L’Union nationale pour le développement et le renouveau (UNDR) a réagi avec fermeté à l’attaque survenue le 18 mars 2026 à Tiné, à la frontière entre le Tchad et le Soudan. Dans un communiqué, le parti affirme avoir appris avec « stupeur » la mort de 17 civils ainsi que plusieurs blessés, à la suite d’une frappe de drone en provenance du territoire soudanais.
Dans ce document signé par son secrétaire général exécutif, Célestin Topona, l’UNDR qualifie cette attaque « d’injustifiée » et « d’intolérable ». Le parti dénonce une « agression de trop » et insiste sur le fait que le Tchad « n’est en rien comptable des turpitudes qui ensanglantent actuellement le peuple soudanais ».

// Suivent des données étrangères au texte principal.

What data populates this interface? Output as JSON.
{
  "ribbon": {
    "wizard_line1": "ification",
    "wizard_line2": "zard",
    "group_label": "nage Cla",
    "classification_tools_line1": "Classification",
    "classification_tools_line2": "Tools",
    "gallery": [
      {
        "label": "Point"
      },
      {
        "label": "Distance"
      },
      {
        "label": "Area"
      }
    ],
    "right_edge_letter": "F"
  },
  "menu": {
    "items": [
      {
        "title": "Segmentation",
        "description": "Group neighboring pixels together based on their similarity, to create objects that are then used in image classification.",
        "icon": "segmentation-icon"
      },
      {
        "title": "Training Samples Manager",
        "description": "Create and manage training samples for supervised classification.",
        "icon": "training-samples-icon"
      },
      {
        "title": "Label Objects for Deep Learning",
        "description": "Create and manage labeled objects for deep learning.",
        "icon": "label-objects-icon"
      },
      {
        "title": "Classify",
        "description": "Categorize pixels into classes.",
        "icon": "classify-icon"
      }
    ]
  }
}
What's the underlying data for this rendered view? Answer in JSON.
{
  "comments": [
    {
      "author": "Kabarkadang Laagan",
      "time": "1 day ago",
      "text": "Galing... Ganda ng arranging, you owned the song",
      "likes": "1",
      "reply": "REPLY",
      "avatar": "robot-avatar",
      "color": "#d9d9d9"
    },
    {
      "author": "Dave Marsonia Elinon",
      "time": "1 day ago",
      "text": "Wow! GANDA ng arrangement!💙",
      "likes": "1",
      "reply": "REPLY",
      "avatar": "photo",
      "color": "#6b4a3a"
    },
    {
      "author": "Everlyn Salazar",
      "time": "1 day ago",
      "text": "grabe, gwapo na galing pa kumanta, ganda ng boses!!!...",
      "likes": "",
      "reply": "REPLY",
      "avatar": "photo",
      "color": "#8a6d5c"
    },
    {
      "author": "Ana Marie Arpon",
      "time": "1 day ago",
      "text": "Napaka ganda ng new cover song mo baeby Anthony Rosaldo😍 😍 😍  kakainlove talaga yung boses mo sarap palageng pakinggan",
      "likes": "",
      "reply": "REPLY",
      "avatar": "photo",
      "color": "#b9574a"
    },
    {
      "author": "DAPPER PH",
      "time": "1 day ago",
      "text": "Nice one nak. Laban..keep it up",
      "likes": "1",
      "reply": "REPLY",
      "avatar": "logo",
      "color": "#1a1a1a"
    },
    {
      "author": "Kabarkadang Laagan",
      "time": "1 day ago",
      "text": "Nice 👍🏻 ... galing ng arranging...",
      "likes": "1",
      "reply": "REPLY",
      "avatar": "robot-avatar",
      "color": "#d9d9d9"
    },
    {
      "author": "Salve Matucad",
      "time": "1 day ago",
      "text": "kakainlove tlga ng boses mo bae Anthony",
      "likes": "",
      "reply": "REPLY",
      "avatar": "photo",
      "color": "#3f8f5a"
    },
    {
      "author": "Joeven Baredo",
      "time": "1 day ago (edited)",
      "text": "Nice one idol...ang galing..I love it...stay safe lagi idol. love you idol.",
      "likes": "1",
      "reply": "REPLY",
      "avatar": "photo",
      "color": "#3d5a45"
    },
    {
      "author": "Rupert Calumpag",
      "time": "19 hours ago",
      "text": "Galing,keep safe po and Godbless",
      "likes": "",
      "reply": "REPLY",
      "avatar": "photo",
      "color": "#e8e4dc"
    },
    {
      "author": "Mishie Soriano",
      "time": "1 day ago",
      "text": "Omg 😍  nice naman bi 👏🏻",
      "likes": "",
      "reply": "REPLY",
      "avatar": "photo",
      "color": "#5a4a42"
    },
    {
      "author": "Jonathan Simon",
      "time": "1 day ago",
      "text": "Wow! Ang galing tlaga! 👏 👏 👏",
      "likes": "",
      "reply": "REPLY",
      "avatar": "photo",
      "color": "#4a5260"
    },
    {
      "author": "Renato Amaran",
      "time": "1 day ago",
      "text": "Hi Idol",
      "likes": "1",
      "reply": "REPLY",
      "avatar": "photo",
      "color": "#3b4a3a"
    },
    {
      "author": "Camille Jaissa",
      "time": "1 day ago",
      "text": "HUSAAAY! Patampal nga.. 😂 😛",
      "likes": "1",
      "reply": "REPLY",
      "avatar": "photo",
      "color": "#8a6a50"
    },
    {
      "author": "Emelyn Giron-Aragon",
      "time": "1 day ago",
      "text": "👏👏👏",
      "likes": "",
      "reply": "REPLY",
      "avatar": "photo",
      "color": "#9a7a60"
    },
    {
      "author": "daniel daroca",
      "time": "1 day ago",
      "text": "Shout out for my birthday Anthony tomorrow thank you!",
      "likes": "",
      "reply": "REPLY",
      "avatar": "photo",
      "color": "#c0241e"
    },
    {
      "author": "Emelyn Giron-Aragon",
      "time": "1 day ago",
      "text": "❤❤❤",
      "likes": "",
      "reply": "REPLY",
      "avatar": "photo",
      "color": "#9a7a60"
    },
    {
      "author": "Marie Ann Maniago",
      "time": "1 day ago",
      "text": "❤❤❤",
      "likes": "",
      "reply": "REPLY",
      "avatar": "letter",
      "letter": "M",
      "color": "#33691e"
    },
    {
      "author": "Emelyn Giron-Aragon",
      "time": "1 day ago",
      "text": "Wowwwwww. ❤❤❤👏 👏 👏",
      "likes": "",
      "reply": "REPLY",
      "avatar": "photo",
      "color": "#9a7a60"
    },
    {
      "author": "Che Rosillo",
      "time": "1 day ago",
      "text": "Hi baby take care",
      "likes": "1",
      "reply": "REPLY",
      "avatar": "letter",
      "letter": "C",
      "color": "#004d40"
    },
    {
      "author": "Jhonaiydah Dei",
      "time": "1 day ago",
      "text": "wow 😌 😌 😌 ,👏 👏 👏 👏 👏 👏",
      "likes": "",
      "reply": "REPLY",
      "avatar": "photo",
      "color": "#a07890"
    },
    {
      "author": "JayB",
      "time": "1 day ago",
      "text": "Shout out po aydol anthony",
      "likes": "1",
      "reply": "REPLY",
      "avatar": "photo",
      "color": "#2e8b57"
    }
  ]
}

Tout en exprimant sa solidarité envers les victimes et leurs familles, l’UNDR appelle à faire toute la lumière sur cette tragédie. Le parti demande au gouvernement tchadien d’exiger « des explications claires et nettes » auprès des différentes parties impliquées dans le conflit au Soudan.
Face à la gravité des faits, l’UNDR sollicite la saisine de Union africaine, estimant qu’il s’agit d’une « atteinte grave » à la sécurité et à la souveraineté du Tchad. Il réclame également des excuses officielles ainsi qu’une indemnisation immédiate des familles des victimes.
Par ailleurs, le parti affirme soutenir la position adoptée par les autorités tchadiennes le 18 mars 2026, à l’issue d’une réunion d’urgence du Conseil national de sécurité. Ces mesures comprennent notamment la fermeture totale de la frontière avec le Soudan, la mise en alerte des forces de défense et la poursuite d’éventuels assaillants.
Cette attaque intervient dans un contexte régional particulièrement tendu, marqué par la persistance du conflit soudanais et ses répercussions dans les zones frontalières. L’UNDR appelle ainsi à une mobilisation nationale et internationale afin de prévenir toute escalade et de garantir la protection des populations civiles.